By Nimesh Vora and Dharamraj Dhutia
MUMBAI, Jan 7 (Reuters) - UBS Investment Bank expects the Indian rupee to weaken to 92 per U.S. dollar by March, making the case that any relief from a potential U.S.–India trade deal announcement would likely be undermined by the central bank replenishing foreign exchange reserves.
From near 90 INR=IN per dollar levels currently, UBS's forecast implies a roughly 2% depreciation over three months, well beyond the March forward rate that's near 90.55 and a marked change from its November 2024 call of 87.
While "a trade deal will help at the margin," according to Rohit Arora, head of Asia FX & rates strategy at UBS, a key factor limiting any sustained rupee recovery will be the recent drawdown of the Reserve Bank of India's foreign exchange reserves.
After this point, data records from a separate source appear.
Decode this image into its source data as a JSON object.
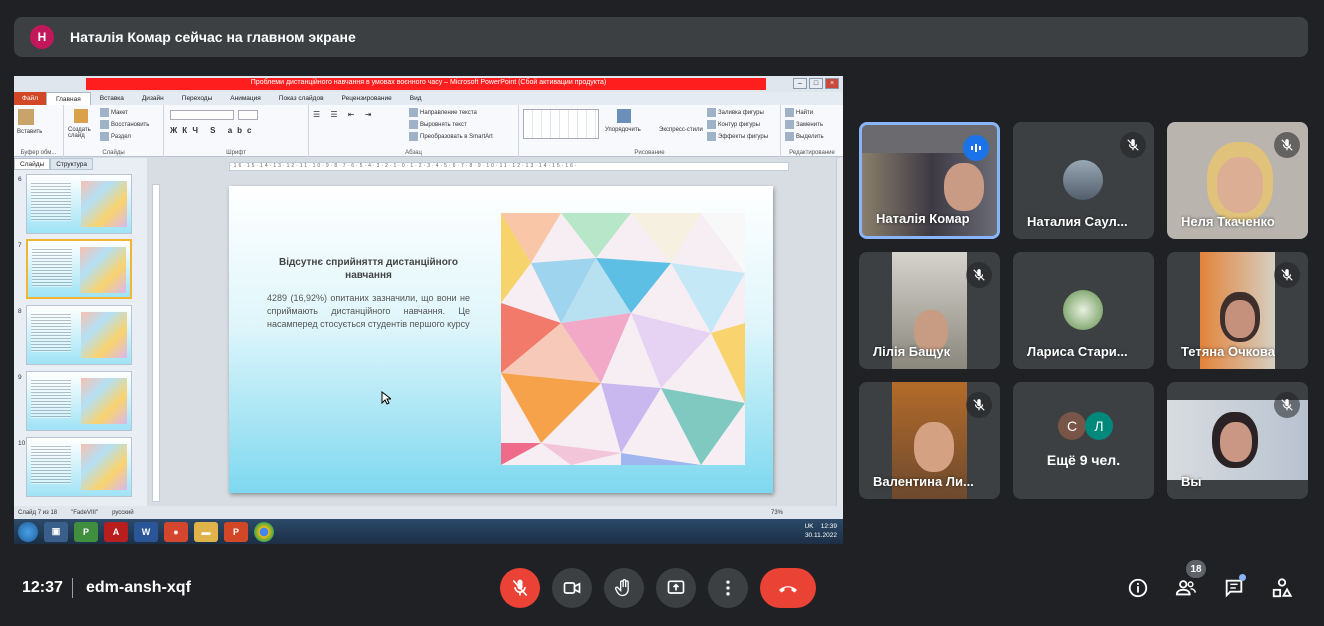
{
  "banner": {
    "avatar_letter": "Н",
    "avatar_color": "#c2185b",
    "text": "Наталія Комар сейчас на главном экране"
  },
  "ppt": {
    "title": "Проблеми дистанційного навчання в умовах воєнного часу – Microsoft PowerPoint (Сбой активации продукта)",
    "tabs": [
      "Файл",
      "Главная",
      "Вставка",
      "Дизайн",
      "Переходы",
      "Анимация",
      "Показ слайдов",
      "Рецензирование",
      "Вид"
    ],
    "ribbon": {
      "paste": "Вставить",
      "clipboard": "Буфер обм...",
      "create_slide": "Создать слайд",
      "layout": "Макет",
      "reset": "Восстановить",
      "section": "Раздел",
      "slides_group": "Слайды",
      "font_group": "Шрифт",
      "paragraph_group": "Абзац",
      "text_dir": "Направление текста",
      "align_text": "Выровнять текст",
      "smartart": "Преобразовать в SmartArt",
      "arrange": "Упорядочить",
      "quick_styles": "Экспресс-стили",
      "fill": "Заливка фигуры",
      "outline": "Контур фигуры",
      "effects": "Эффекты фигуры",
      "drawing_group": "Рисование",
      "find": "Найти",
      "replace": "Заменить",
      "select": "Выделить",
      "editing_group": "Редактирование"
    },
    "panel_tabs": [
      "Слайды",
      "Структура"
    ],
    "thumb_numbers": [
      "6",
      "7",
      "8",
      "9",
      "10"
    ],
    "slide": {
      "heading": "Відсутнє сприйняття дистанційного навчання",
      "body": "4289 (16,92%) опитаних зазначили, що вони не сприймають дистанційного навчання. Це насамперед стосується студентів першого курсу"
    },
    "status": {
      "slide_info": "Слайд 7 из 18",
      "theme": "\"FadeVIII\"",
      "lang": "русский",
      "zoom": "73%"
    },
    "taskbar": {
      "lang": "UK",
      "time": "12:39",
      "date": "30.11.2022"
    }
  },
  "participants": [
    {
      "name": "Наталія Комар",
      "muted": false,
      "active": true
    },
    {
      "name": "Наталия Саул...",
      "muted": true
    },
    {
      "name": "Неля Ткаченко",
      "muted": true
    },
    {
      "name": "Лілія Бащук",
      "muted": true
    },
    {
      "name": "Лариса Стари...",
      "muted": true
    },
    {
      "name": "Тетяна Очкова",
      "muted": true
    },
    {
      "name": "Валентина Ли...",
      "muted": true
    },
    {
      "name": "Ещё 9 чел.",
      "avatars": [
        "С",
        "Л"
      ]
    },
    {
      "name": "Вы",
      "muted": true
    }
  ],
  "more_label": "Ещё 9 чел.",
  "more_avatars": [
    "С",
    "Л"
  ],
  "bottom": {
    "time": "12:37",
    "meeting_code": "edm-ansh-xqf",
    "people_count": "18"
  },
  "icons": [
    "mic-off-icon",
    "camera-icon",
    "hand-icon",
    "present-icon",
    "more-icon",
    "end-call-icon",
    "info-icon",
    "people-icon",
    "chat-icon",
    "activities-icon"
  ],
  "colors": {
    "background": "#202124",
    "tile": "#3c4043",
    "accent": "#8ab4f8",
    "danger": "#ea4335"
  }
}
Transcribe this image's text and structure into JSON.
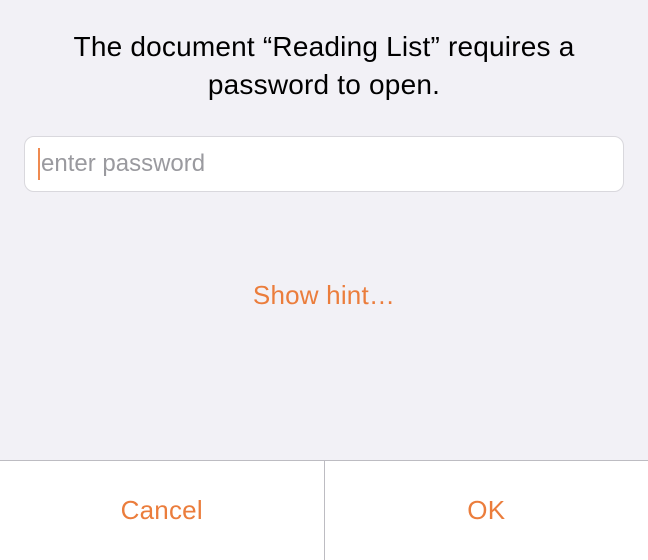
{
  "dialog": {
    "title": "The document “Reading List” requires a password to open.",
    "password_placeholder": "enter password",
    "password_value": "",
    "show_hint_label": "Show hint…"
  },
  "buttons": {
    "cancel": "Cancel",
    "ok": "OK"
  },
  "colors": {
    "accent": "#eb7d3c",
    "background": "#f2f1f6",
    "divider": "#bdbcc2"
  }
}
The RBI can be expected to restore those reserves in periods of stability, Arora said in a media conference call on Tuesday.
The central bank's large short dollar position in the forward market -- while alleviating immediate pressure on the local currency -- creates a requirement to buy dollars in the near future, weighing on the rupee down the road.
A CAPITAL FLOW, GROWTH ISSUE
India’s equity outflows accounted for much of the rupee’s nearly 5% fall in 2025, with lingering U.S. tariffs adding to the pressure.
Arora argues that pressure on India’s capital account stems more from growth concerns than trade uncertainty, with relatively expensive equity valuations playing a key role.
Though India has reported robust real GDP growth, slower nominal growth figures have weighed on earnings expectations, contributing to record selling of Indian equities by foreign investors last year.